I am sitting here feeling so discouraged. All the new (cheap) furniture I have bought is starting to be delivered. But what I hadn't anticipated is me not being able to put it together. I have lived on my own for 25 years. And I have been doing things for myself for that entire time. I have put more flat-pack furniture together than I know how to count. But things are very different now. This time ~ I have no use of my dominant hand!! I can't hold a screw (I can't feel it so it just falls out of my grasp) I can't tighten with a screwdriver. I have no dexterity or strength to do everything I need to do to put this furniture together.
Today I got my new tv stand for the livingroom. I got half of it together but realize it's all wonky because I can't tighten anything. I am so frustrated right now I am ready to throw it all in the garbage and just not have furniture. I'll put the damn tv on the floor.

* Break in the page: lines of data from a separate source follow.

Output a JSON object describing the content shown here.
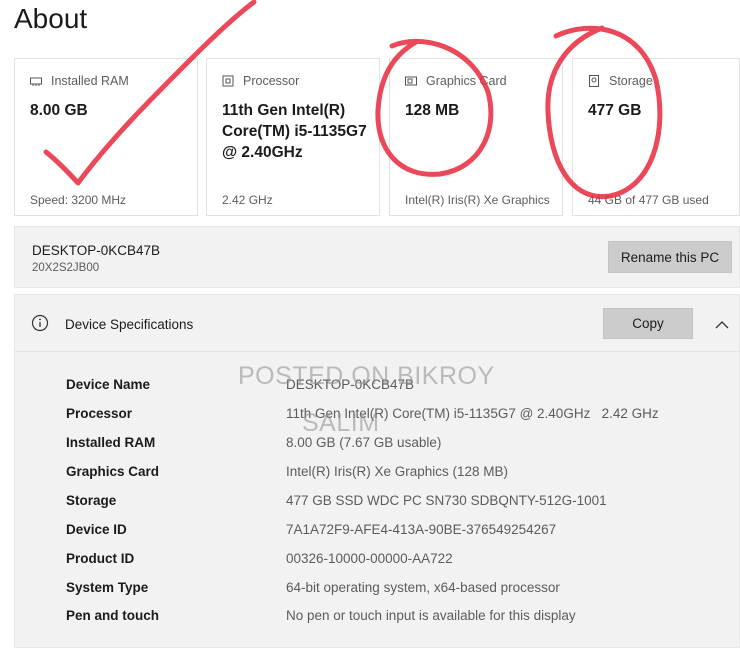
{
  "page": {
    "title": "About"
  },
  "cards": [
    {
      "icon": "ram-icon",
      "label": "Installed RAM",
      "value": "8.00 GB",
      "sub": "Speed: 3200 MHz"
    },
    {
      "icon": "processor-icon",
      "label": "Processor",
      "value": "11th Gen Intel(R) Core(TM) i5-1135G7 @ 2.40GHz",
      "sub": "2.42 GHz"
    },
    {
      "icon": "graphics-card-icon",
      "label": "Graphics Card",
      "value": "128 MB",
      "sub": "Intel(R) Iris(R) Xe Graphics"
    },
    {
      "icon": "storage-icon",
      "label": "Storage",
      "value": "477 GB",
      "sub": "44 GB of 477 GB used"
    }
  ],
  "pc": {
    "name": "DESKTOP-0KCB47B",
    "model": "20X2S2JB00",
    "rename_label": "Rename this PC"
  },
  "device_specs": {
    "header": "Device Specifications",
    "copy_label": "Copy",
    "rows": [
      {
        "key": "Device Name",
        "value": "DESKTOP-0KCB47B"
      },
      {
        "key": "Processor",
        "value": "11th Gen Intel(R) Core(TM) i5-1135G7 @ 2.40GHz   2.42 GHz"
      },
      {
        "key": "Installed RAM",
        "value": "8.00 GB (7.67 GB usable)"
      },
      {
        "key": "Graphics Card",
        "value": "Intel(R) Iris(R) Xe Graphics (128 MB)"
      },
      {
        "key": "Storage",
        "value": "477 GB SSD WDC PC SN730 SDBQNTY-512G-1001"
      },
      {
        "key": "Device ID",
        "value": "7A1A72F9-AFE4-413A-90BE-376549254267"
      },
      {
        "key": "Product ID",
        "value": "00326-10000-00000-AA722"
      },
      {
        "key": "System Type",
        "value": "64-bit operating system, x64-based processor"
      },
      {
        "key": "Pen and touch",
        "value": "No pen or touch input is available for this display"
      }
    ]
  },
  "watermark": {
    "line1": "POSTED ON BIKROY",
    "line2": "SALIM"
  },
  "annotation": {
    "color": "#e8283c"
  }
}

This is a deficit from my car accident I hadn't anticipated. Not being able to do things for myself anymore. I have been trying all afternoon to put this fucking thing together but I just PHYSICALLY cannot do it.
So what do I do now? I don't have anyone in my life who can help. They all hate me. I am on my own and this is one of the consequences of being someone who noone likes. Theres noone to help you do the big things. So I sit here ~ ready to give up. I have tried over and over again to put this thing together and I just dont' have the strength or the dexterity.
So I am going to just throw the whole damn thing in my storage unit and give up.
I fucking hate being disabled and not being able to do things for myself anymore.
I have more furniture coming and I won't be able to put that together either. So this is it,... this is my life now. Alone and not capable anymore.
I fucking hate flat-pack furniture and I fucking hate that I am a crippled gimp that can't build it.
So what the fuck do I do now with no furniture and all this money WASTED as I can't do it myself.
THIS is why I fucking hate my life.
I just don't want to bother with this shit anymore.
I'll just sleep on the fucking floor and have no fucking furniture
Do I sound mad?? I'm so fucking mad I jsut want to jump into the gorge and be done with it. At least I'm not too crippled to do that!!!